By Chino S. Leyco
State-run Home Development Mutual Fund, commonly known as Pag-IBIG Fund, plans to double the monthly savings that its members remit to the agency to maintain the low interest rate being enjoyed by the borrowers.

In a briefing, Eduardo D. Del Rosario, Pag-IBIG Fund chairman, said they have unanimously approved a one-time increase in monthly savings contribution from the present P200 to P400 by 2021.
According to Del Rosario, the P200 increase, which will be equally shared by the employer and the member, aims to address the ballooning gap between Pag-IBIG’s savings contribution and loan releases.
If Pag-IBIG fails to implement the increase, Del Rosario warned the housing agency would have to limit its lending program or borrow money from private banks that would result in higher interest rates for home borrowers.
“That increase is actually an investment, this part of their savings,” Del Rosario told reporters. “It’s not a burden on the part of Pag-IBIG members. It will be a burden on the part of employers.”
Del Rosario also cited that it is timely to adjust Pag-IBIG’s P100 savings rate set in 1988 after being eroded by inflation and it is now equivalent to P1,398.09.
“We have a timeframe of reaching out to all stakeholders so that there will be a widespread acceptance of this plan. We have to do this because we don’t like to increase the interest rate being given by the Fund to all our members,” Del Rosario said.
If the increase in implemented beginning 2021, Acmad Rizaldy P. Moti, Pag-IBIG Fund chief executive, said they expect to generate P26 billion in additional revenues annually.
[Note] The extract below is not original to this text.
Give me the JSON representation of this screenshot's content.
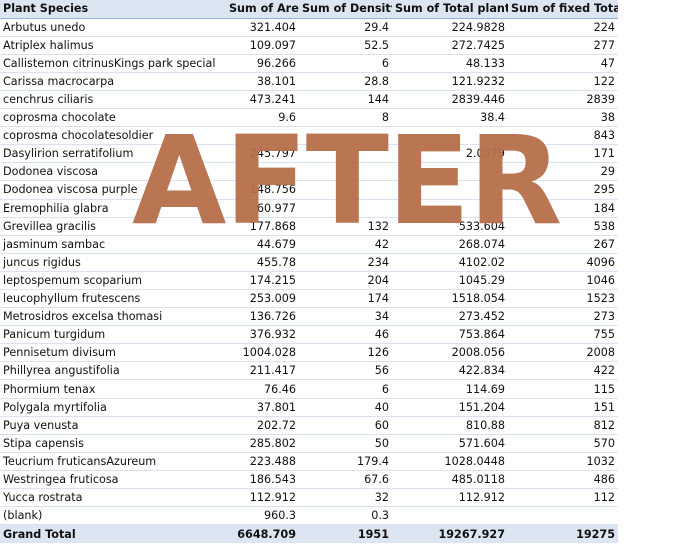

Moti added the three-decade-old members’ saving rate should be adjusted upward to keep up with the rising demand for housing loans while retaining the fund’s artificially low interest rates.
In 2018, Pag-IBIG incurred a funding shortfall of P35 billion after its total housing loan releases of P75 billion outpaced its revenues from members’ savings or contributions, which only stood at P40 billion.
In January, Pag-IBIG reported that its net income reached P31.23 billion last year, higher by three percent compared with P30.27 billion in the previous year.
According to the government’s housing arm, its members’ savings collection last year was the “highest ever” at P40.27 billion, up by 11 percent year-on-year, while the modified Pag-IBIG 2 Savings Program amounted to P4.27 billion, which is also higher than the previous year’s by 242 percent.
In 2018, Pag-IBIG’s home loan takeout grew by 16 percent to P75.31 billion, while home loan borrowers increased by 12 percent to 90,375 and home loan payments collections jumped by nine percent to P55.73 billion.
Among the housing lenders in the country, Pag-IBIG still offers the lowest rates for socialized and regular housing at three percent and 5.375 percent per annum, respectively.